Scende a 24 anni di carcere la richiesta di condanna della Procura per Antonio De Pace, unico imputato del femminicidio della giovane Lorena Quaranta, uccisa nel marzo 2020 nella loro abitazione di Furci Siculo.
L’infermiere calabrese era stato condannato all’ergastolo sia in primo che secondo grado a Messina, ma la Corte di Cassazione, lo scorso giugno ha cancellato la sentenza di condanna al carcere a vita, rimandando il processo alla Corte d’appello di Reggio Calabria, indicando ai giudici di riconsiderare le attenuanti tra le quali quello dello “stress da covid”.
La decisione della Cassazione aveva indignato familiari e centri anti violenza, che leggono nelle motivazioni un inquietante segnale per la tenuta del reato di femminicidio. E proprio il disagio legato alla pandemia, che De Pace avrebbe patito, potrebbe rappresentare quell’attenuante che gli era stata negata in Appello. Le attenuanti generiche, se riconosciute, annullerebbero di fatto l’ergastolo. La sentenza è prevista per il prossimo 28 novembre.
Il delitto di Lorena avvenne il 31 marzo 2020, in pieno lockdown, a Furci Siculo. Era stato lo stesso De Pace a chiamare i Carabinieri quella notte. Lorena era stata trovata senza vita, uccisa al culmine di una lite. Dopo aver colpito Lorena alla fronte con un oggetto, tramortendola, De Pace l’aveva immobilizzata e poi atrocemente soffocata. Per spiegare il raptus che lo aveva colto, l’infermiere aveva dato una “giustificazione” agghiacciante: uno stato d’ansia provocato dalla paura di essere stato contagiato dal coronavirus, cosa poi rivelatasi assolutamente infondata.

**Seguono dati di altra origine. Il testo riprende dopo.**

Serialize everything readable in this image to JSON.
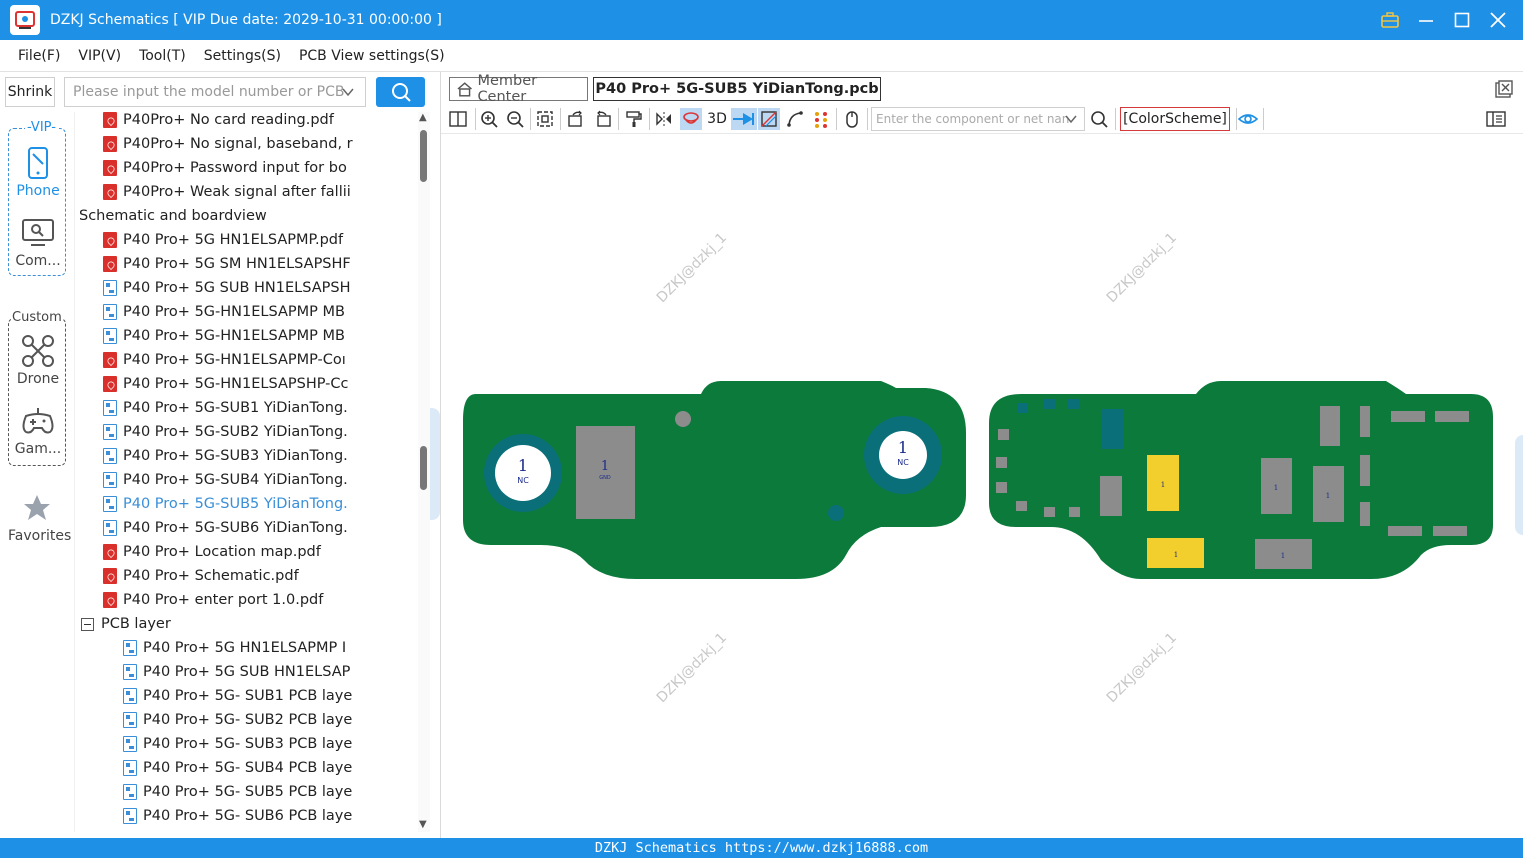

Dopo averla uccisa, tentò il suicidio tagliandosi le vene, riuscendo però a procurarsi solo ferite superficiali. Poi la chiamata ai carabinieri. Lorena, originaria di Favara, frequentava l’ultimo anno della facoltà di Medicina e presto si sarebbe laureata. L’Università di Messina la proclamò dottoressa in Medicina e Chirurgia, con la votazione di 110 e lode. Una vita spezzata troppo presto.